Für Sorrell war lange alles in bester Ordnung
"Sie müssen mich schon erschießen, damit ich gehe", sagte Sorrell einst in einem W&V-Interview. Es kam anders. Das Spiel nach Sorrells Regeln hat nur so lange gut funktioniert, wie WPP glänzend da stand. Seit WPP strauchelt, wackelte auch Sorrell. Die Frage ist auch, ob Sorrell möglicherweise zu lange übersehen hat, dass die Zeit gegen ihn arbeitet. Charismatische Führungsfiguren sind gefragt, autokratische Herrscher an der Spitze sind dagegen besonders in der Werbebranche Auslaufware.
Sorrell hat als Branchenfremder in der Werbung alles geschafft, was möglich war.
2009 wurde er von der Queen zum Ritter geschlagen, im vergangenen Jahr ist er mit 72 Jahren zum vierten Mal Vater geworden. Während andere Konzerne die Stabsübergabe geregelt und sich dem digitalen Umbau verschrieben haben, war für Sorrell alles stets in bester Ordnung. Digital sei WPP bestens aufgestellt. Er war einer der ersten, der in der Branche maßgeschneiderte Agenturen für Kunden, sogenannte "Customzied Agencies" baute, darunter etwa "Blue Hive" für Ford und andere Einheiten für Procter & Gamble und Unilever. Doch im vergangenen Jahr hat WPP alle Umsatzziele verfehlt. Anfang dieses Jahres gab Sorrell erstmal unumwunden zu, dass auch 2018 "kein schönes Jahr" für WPP werde.
Schlechteste Umsatzentwicklung seit 2009
Die Umsatzentwicklung 2017 war das schlechteste nach dem Krisenjahr 2009, an der Börse wird mittlerweile auch gegen WPP spekuliert. Sorrell machte vorübergehende zyklische Probleme und grundlegende strukturelle Schwierigkeiten dafür verantwortlich. Vor allem aber seien die Kunden schuld. Procter & Gamble und Unilever beispielsweise kürzen die Marketingbudgets. Im Wesentlichen steckt allerdings eine ganz andere Frage dahinter: Ist das Modell der Werbeholdings überhaupt noch zeitgemäß? Diese Frage kann derzeit noch niemand beantworten.
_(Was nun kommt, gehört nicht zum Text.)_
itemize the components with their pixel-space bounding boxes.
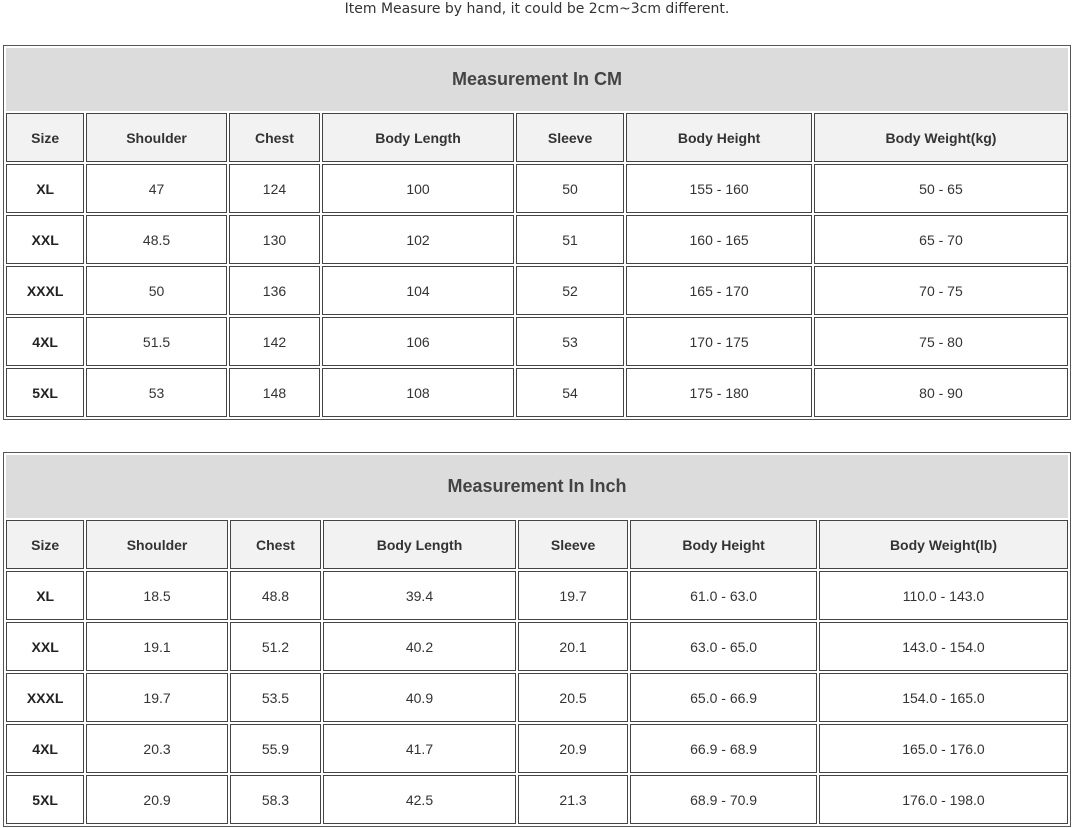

Die Holdings müssen ihre Position als Vermittler zwischen Kunden und Medien behaupten und begründen, wollen sie mit Facebook und Google weiter mithalten. In Beratungsfragen greifen einige Konzerne mittlerweile lieber auf die Dienste klassischer Unternehmensberatungen wie Accenture oder externe Digitalberater zurück. Konzerne wie Omnicom und Publicis scheinen darauf besser vorbereitet.
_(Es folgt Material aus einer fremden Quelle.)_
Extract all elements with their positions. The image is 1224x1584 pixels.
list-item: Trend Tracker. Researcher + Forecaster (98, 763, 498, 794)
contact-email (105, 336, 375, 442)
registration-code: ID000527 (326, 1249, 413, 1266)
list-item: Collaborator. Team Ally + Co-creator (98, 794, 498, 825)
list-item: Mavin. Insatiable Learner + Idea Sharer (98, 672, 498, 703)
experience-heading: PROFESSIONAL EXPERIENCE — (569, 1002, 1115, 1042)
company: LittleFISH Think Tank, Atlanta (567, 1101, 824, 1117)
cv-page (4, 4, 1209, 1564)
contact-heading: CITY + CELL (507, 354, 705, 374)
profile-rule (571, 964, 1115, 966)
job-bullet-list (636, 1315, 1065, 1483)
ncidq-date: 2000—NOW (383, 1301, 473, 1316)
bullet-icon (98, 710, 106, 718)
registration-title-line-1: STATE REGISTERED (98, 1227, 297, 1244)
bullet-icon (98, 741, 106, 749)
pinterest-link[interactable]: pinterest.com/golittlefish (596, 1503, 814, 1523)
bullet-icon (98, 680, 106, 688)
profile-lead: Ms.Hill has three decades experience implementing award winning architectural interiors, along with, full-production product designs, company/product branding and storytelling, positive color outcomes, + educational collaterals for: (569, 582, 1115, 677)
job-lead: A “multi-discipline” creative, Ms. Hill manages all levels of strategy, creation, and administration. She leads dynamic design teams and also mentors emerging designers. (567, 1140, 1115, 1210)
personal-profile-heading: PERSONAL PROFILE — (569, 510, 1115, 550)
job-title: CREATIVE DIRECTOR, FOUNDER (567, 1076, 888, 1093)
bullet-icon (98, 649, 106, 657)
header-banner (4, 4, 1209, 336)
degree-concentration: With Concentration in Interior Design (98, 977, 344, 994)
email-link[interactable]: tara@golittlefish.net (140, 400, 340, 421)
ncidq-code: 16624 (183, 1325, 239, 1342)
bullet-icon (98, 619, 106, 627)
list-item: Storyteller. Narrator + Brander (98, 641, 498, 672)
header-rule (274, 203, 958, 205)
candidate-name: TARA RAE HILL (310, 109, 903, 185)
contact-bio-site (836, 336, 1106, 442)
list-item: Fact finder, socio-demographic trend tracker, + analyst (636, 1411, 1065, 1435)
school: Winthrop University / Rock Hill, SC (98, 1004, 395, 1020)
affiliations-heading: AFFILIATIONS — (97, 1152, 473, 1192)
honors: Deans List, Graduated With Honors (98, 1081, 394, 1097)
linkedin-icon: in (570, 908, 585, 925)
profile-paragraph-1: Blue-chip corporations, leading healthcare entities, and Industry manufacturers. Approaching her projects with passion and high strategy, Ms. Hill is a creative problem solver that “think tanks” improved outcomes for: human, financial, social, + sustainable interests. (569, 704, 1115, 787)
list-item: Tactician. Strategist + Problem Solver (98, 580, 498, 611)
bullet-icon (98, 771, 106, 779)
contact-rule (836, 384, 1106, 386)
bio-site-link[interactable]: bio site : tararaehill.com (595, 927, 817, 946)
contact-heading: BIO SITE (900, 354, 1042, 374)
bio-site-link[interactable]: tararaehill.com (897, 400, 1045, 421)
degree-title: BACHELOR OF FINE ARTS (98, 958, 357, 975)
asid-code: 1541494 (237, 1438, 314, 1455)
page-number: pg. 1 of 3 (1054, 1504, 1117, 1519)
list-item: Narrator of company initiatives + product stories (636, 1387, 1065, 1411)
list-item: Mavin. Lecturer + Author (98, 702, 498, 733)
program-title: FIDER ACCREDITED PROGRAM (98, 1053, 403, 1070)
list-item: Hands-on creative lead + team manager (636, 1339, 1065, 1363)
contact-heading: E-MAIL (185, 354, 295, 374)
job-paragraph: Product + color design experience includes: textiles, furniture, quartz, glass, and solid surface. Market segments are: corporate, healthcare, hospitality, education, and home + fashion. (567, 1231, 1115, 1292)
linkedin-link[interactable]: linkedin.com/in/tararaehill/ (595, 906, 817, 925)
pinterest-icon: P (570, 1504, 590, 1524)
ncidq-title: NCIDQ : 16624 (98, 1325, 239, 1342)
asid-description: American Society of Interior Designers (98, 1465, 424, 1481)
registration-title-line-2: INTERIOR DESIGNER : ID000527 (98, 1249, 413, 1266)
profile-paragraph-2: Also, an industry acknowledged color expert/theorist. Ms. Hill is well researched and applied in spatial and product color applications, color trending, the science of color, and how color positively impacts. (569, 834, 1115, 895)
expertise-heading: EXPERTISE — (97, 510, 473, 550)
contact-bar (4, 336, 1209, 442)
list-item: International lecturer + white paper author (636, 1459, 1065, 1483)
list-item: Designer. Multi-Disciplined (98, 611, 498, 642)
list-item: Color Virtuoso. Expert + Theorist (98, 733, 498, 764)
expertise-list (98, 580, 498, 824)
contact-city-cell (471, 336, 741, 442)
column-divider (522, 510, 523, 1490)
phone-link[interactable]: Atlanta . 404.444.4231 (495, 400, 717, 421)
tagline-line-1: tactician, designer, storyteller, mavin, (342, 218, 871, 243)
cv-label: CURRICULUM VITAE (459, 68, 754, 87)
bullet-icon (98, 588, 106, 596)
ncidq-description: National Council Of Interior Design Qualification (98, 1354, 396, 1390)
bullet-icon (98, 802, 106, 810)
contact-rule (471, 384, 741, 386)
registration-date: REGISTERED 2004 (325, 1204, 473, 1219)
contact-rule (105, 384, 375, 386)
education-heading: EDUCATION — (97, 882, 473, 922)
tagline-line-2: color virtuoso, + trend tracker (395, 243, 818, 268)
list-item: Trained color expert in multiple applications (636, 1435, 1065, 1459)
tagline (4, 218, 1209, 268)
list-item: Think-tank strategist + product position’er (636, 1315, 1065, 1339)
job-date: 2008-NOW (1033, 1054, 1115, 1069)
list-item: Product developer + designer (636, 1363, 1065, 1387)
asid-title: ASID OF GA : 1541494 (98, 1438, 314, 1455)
Die Aktie von WPP hat mittlerweile ein Drittel ihres Werts verloren. Erst jetzt, zu seinem Ausstieg, gibt sich Sorrell demütiger. Er sei traurig, teilte er zum Ende seiner CEO-Funktion mit, handele aber im Geschäftsinteresse. Für die weltweit 200.000 WPP-Mitarbeiter wäre es unter Umständen besser gewesen, wenn Sorrell nicht bis zum Ende auf seiner angestammten Linie beharrt und vorausschauender gehandelt hätte. Noch verwaltete WPP immerhin Werbegelder in Höhe von rund 64 Mrd. Euro.